October 2014
Volume 4, Issue 1


Meeting the Challenge of Rapid Whole Genome Analysis


In the never-ending race to stay a few steps ahead of the deluge of genomic data pouring out of our lab, CIDR recently acquired a new booster rocket in the form of the Bina Box, a highly optimized genomic analysis system from Bina Technologies. The main attraction is that it is fast: a single unit can process a whole 30X human genome in 7 to 9 hours, which is 2 times faster than it takes on our compute cluster. The system is a 4-node, 64-core genomic analysis appliance that runs best-practices workflows (e.g., BWA 0.7.8 with GATK 3.1) using state-of-the-art "big data" techniques to speed up the analyses, primarily by optimizing the complex tasks of job and data distribution.

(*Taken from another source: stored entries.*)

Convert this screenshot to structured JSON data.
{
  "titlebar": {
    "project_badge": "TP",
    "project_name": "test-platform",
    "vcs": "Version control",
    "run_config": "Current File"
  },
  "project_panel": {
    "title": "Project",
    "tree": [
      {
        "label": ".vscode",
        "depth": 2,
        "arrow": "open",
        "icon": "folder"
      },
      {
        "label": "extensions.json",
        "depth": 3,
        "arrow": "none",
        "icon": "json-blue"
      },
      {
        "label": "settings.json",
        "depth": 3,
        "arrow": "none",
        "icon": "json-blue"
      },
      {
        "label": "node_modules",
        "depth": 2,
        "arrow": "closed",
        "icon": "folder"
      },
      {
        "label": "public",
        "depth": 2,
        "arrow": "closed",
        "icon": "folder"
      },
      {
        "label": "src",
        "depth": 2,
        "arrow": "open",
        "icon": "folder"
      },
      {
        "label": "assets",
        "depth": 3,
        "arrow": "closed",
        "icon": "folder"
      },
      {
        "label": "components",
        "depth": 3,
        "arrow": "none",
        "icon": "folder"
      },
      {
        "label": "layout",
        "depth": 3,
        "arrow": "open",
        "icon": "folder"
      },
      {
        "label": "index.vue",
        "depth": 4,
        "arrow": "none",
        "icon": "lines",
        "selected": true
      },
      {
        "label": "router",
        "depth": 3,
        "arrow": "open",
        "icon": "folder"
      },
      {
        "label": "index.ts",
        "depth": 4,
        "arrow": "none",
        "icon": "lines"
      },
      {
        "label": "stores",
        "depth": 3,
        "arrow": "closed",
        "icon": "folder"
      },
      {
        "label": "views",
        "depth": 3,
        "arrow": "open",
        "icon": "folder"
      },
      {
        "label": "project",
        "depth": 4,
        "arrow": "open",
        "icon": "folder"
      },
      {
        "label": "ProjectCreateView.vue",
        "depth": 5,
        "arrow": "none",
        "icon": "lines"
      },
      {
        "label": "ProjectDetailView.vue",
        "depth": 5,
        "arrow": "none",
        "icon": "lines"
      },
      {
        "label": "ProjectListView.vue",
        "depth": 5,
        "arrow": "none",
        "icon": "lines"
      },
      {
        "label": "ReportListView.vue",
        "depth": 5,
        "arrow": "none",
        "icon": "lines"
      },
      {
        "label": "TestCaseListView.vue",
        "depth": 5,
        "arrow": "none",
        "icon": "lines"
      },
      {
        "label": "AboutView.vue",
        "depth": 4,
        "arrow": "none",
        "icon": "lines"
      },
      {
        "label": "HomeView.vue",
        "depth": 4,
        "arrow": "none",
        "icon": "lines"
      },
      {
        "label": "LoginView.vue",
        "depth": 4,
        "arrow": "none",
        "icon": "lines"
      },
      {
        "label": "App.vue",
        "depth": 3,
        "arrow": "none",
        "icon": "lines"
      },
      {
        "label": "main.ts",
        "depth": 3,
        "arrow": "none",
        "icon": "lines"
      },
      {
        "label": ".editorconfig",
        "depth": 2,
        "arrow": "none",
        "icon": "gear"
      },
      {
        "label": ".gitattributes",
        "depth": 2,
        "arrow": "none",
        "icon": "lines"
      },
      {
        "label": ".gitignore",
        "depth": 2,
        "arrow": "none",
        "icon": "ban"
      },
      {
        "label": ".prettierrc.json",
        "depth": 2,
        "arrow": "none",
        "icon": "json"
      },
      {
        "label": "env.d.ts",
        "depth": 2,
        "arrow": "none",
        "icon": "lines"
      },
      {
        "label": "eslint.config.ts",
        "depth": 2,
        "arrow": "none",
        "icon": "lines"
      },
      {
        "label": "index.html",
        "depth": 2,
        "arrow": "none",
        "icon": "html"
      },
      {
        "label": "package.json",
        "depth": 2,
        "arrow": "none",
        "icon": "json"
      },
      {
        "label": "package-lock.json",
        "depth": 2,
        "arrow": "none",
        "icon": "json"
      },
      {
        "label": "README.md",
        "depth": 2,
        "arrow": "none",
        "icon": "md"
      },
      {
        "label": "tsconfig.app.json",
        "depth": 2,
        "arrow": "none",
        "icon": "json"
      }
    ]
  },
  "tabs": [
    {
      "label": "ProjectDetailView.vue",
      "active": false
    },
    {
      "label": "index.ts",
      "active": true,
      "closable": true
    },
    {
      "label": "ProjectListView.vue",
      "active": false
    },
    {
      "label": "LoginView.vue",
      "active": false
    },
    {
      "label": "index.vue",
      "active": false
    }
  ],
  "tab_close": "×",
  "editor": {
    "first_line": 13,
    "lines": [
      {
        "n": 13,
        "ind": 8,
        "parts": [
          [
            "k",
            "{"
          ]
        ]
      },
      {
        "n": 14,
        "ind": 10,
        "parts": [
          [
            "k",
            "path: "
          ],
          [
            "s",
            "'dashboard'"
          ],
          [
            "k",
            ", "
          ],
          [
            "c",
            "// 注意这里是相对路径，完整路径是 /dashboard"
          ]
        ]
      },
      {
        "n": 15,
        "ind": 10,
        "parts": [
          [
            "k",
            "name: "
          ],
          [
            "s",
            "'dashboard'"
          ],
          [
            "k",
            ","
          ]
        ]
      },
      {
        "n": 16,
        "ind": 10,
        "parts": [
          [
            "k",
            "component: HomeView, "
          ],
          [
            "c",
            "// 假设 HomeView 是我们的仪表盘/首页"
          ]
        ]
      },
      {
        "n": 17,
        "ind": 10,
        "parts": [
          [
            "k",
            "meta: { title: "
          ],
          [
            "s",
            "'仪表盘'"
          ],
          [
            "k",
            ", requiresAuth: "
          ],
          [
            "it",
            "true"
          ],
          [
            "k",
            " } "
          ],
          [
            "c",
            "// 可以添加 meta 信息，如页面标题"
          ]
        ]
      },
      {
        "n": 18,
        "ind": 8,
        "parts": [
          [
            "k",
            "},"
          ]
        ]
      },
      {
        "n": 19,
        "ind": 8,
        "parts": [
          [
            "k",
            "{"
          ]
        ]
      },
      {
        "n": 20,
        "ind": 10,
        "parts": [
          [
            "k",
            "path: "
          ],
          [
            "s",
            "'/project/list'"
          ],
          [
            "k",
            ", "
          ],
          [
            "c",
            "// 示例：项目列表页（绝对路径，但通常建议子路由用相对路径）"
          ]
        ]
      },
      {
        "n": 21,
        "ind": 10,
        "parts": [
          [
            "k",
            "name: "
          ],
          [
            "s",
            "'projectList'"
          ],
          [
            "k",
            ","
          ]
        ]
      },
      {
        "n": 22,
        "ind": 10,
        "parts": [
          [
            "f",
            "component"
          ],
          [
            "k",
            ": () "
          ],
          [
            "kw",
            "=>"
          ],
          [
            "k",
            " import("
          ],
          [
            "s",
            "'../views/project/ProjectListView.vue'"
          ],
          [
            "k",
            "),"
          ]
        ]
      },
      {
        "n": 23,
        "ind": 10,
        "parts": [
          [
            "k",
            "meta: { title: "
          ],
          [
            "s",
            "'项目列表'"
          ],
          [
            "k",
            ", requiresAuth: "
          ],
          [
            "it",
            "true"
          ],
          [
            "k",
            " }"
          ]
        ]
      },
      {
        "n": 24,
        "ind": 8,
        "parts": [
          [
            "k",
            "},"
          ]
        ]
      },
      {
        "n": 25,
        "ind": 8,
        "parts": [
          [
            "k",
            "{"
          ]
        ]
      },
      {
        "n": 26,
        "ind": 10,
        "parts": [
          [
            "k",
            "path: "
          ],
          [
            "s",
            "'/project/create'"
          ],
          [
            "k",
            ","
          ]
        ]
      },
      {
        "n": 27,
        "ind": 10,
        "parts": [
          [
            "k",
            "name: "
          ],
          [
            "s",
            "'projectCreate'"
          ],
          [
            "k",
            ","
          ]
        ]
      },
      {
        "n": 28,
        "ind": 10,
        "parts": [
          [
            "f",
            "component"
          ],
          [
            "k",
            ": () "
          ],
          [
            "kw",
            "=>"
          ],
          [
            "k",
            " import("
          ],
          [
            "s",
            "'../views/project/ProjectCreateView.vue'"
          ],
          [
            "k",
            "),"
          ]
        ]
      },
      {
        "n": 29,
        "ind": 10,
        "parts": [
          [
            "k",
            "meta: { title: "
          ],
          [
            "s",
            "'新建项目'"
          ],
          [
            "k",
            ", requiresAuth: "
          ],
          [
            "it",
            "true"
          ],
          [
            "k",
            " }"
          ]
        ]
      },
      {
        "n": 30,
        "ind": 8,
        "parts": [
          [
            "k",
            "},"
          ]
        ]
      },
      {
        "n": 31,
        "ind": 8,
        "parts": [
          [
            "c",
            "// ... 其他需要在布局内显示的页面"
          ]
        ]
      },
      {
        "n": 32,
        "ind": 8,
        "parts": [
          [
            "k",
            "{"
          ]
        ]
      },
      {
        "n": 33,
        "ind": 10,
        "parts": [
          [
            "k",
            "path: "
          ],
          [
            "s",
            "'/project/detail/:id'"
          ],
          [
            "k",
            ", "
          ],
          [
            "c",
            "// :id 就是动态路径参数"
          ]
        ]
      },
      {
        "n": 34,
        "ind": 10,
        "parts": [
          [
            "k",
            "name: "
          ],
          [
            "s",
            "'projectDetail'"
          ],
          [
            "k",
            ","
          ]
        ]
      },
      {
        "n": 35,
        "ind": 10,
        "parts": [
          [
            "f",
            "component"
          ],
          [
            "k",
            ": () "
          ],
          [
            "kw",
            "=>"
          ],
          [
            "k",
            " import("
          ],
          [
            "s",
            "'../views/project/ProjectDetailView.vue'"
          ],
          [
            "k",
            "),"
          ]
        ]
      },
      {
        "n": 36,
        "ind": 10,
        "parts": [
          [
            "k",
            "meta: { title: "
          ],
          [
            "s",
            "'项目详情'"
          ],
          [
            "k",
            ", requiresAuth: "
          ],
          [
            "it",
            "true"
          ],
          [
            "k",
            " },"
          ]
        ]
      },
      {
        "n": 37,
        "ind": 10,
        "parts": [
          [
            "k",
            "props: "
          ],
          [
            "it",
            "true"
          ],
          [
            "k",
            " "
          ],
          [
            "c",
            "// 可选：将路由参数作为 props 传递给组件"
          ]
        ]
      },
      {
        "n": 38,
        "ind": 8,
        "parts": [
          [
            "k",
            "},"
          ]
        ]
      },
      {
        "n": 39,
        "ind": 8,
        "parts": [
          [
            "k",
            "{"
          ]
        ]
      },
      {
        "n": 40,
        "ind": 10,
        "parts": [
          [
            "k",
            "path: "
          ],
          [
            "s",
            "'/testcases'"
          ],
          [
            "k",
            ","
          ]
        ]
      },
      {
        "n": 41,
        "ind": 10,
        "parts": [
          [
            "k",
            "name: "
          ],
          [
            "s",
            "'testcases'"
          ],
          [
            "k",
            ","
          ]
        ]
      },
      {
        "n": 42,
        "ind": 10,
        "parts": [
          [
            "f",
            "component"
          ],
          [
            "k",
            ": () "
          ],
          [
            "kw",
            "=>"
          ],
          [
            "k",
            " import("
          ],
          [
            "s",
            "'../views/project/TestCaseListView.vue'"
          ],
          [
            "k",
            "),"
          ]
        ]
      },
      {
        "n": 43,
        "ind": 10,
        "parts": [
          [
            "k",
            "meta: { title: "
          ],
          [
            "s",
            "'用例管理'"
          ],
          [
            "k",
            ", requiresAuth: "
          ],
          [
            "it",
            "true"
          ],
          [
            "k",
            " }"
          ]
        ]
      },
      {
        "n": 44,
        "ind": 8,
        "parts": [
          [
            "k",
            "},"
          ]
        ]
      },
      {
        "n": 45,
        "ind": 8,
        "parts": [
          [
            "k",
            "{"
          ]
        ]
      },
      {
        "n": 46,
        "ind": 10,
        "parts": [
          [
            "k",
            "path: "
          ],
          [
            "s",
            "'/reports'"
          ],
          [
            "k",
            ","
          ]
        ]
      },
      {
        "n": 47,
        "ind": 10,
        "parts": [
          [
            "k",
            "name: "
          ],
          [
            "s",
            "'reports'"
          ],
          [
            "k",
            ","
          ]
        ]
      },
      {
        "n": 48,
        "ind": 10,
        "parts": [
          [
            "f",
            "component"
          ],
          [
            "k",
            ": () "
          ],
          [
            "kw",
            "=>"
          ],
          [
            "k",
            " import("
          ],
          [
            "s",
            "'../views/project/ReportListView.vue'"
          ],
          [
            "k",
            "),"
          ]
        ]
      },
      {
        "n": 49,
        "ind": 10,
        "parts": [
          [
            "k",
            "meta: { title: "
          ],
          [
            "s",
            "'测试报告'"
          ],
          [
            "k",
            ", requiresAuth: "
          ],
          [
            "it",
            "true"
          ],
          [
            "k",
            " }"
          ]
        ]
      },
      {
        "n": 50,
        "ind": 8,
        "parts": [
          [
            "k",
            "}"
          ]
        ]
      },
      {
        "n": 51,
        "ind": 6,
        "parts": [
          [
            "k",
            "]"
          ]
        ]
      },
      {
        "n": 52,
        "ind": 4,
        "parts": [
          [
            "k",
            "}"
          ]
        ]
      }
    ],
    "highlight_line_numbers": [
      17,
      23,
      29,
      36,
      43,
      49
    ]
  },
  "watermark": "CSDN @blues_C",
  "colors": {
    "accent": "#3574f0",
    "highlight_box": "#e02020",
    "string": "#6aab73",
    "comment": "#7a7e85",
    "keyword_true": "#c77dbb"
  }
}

Our R&D staff tracked Bina for two years as they refined their technology. Earlier this year we concluded successful WGS analysis tests on the Amazon cloud version of their product. After validating the results of those tests, we acquired a single unit of the Bina Genomic Analysis Platform, primarily with the intent to speed up whole genome analysis, but also with an eye to other potential uses such as a tumor/normal workflow. We are currently validating the Bina WGS workflow against the same analysis run on our own compute cluster, and the results have been increasingly indistinguishable. It also provides four structural variant callers, although these are not yet optimized for the system. Beyond research studies, due in part to the exceptionally short analysis turn-around time we are also considering the system for clinical (CAP/CLIA-certified) projects, which will depend on work Bina is currently pursuing to facilitate requirements for clinical studies (e.g., CAP's "Bioinformatics Pipelines for NGS" checklist).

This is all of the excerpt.